- For decades%2C doctors told patients their pain was the result of emotional hysteria
- More than half of fibromyalgia cases are really a little-known small-fiber neuropathy
- Most fibromyalgia patients have been treated with anti-depressants
Fibromyalgia affects 1% to 5% of Americans, mainly women, but until recently, scientists had no idea what might be causing its severe and mysterious pains. For decades, doctors told patients their agony was imaginary, the result of emotional hysteria, not a physical ailment.
But this year, researchers finally began to get a handle on the condition.
“What’s happened is in 2013 there’s been this absolute explosion of papers,” says neurologist Anne Louise Oaklander at Massachusetts General Hospital in Boston. “The whole view on this has shifted.”
Oaklander published two studies this year showing that half or more of the cases of fibromyalgia are really a little-known condition affecting the nerves. People with this small-fiber neuropathy get faulty signals from tiny nerves all over the body, including internal organs, causing an odd constellation of symptoms from pain to sleep and digestive problems that overlap with symptoms of fibromyalgia.
Neuroscientist Frank Rice and a team based at Albany Medical College also discovered that there are excessive nerve fibers lining the blood vessels of the skin of fibromyalgia patients — removing any doubt that the condition is physically real.
These fibers in the skin can sense blood flow and control the dilation and constriction of vessels to regulate body temperature, Rice says, as well as direct nutrients to muscles during exercise. Women have more of these fibers than men, he says, perhaps explaining why they are much more likely to get fibromyalgia.
“Blood vessel nerve fibers are an important target that haven’t been in our line of thinking to date in chronic pain conditions,” says Rice, now president and chief scientist at Integrated Tissue Dynamics LLC, a biotechnology research company in Rensselaer, N.Y.
In recent years, scans of patients with fibromyalgia have revealed brain changes associated with pain, but the new research suggests these are a symptom rather than the cause of the condition.

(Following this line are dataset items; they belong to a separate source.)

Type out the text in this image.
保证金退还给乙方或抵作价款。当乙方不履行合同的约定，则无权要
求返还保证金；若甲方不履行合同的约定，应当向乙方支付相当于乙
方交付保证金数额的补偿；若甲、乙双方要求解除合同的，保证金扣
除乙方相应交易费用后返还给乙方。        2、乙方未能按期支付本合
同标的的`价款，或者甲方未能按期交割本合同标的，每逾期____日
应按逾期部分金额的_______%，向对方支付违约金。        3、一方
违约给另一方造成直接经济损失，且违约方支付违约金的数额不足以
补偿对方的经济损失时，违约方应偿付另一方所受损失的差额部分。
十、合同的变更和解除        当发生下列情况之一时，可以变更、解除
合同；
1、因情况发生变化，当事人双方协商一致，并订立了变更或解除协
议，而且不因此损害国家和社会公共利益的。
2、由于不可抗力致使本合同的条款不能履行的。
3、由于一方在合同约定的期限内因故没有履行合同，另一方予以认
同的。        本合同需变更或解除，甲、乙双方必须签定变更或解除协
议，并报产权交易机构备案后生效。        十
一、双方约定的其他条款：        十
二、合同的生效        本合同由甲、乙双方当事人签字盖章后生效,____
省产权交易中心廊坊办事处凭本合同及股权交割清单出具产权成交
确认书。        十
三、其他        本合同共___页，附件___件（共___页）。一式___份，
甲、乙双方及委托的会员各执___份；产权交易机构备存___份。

This new understanding of fibromyalgia will hopefully lead to better treatments, Rice and Oaklander say.
Right now, most people are treated with the antidepressants Cymbalta made by Eli Lilly, or Savella by Forest Pharmaceuticals, or with Lyrica, a seizure medication from Pfizer — which have all been federally approved for use in fibromyalgia.
But these drugs have side effects and don’t help everyone.
“We’re looking now to understand more about other features of the pathology that might lead to a more targeted approach and less of a shotgun that causes side effects,” says Rice, also an adjunct professor at the University at Albany, State University of New York.
The trigger for fibromyalgia is still a mystery, although stressful events in patients’ past have been thought to play a role.
Rheumatologist Richard Chou says there is some preliminary evidence that the nerve damage is caused by the immune system.
“We’re hoping some day we’ll be able to say exactly how your immune system is causing damage to the sensory nerves that results in fibromyalgia pain,” says Chou, an assistant professor at the Geisel School of Medicine at Dartmouth in New Hampshire. Researchers don’t yet know whether the pain causes the other problems of fibromyalgia — disrupting sleep, for instance — or whether both pain and sleep disturbances share the same cause.
Fibromyalgia’s constellation of symptoms is very similar to those of chronic fatigue syndrome and Gulf War syndrome, which Oaklander’s group also studies. “If someone has more of one symptom than another they might call it one thing, like chronic fatigue, but it’s not clear that these are different,” Oaklander says.
She says researchers still have a lot to learn about these conditions, but scientists are taking them more seriously and making real progress for the first time.
Carolyn DiSilva of Maynard, Mass., one of Oaklander’s patients, says she was stunned to learn that she had small-fiber neuropathy caused by an overactive immune system, instead of fibromyalgia.
“I think a lot of people, they get a blanket diagnosis as fibromyalgia because doctors don’t know what’s wrong with them,” says DiSilva, 47, who has suffered from unexplained pains for about 14 years. The non-stop agony and the pins and needles that plagued her for hours at a time forced her to give up her work as a hair stylist, she says.
Understanding what’s causing her pain has helped her, she says, because doctors and others take her problems seriously, instead of dismissing her as they used to do.
And now that it’s clear DiSilva has an immune problem, Oaklander has put her on intravenous immunoglobulin treatments — instead of conventional fibromyalgia therapy — which seem to be making a profound difference in her health.
DiSilva says her pain has dropped from a 10 on a 10-point scale to about a 4.
“I always hope that someday I’ll wake up with no pain, but I’m so grateful that I’ve come this far.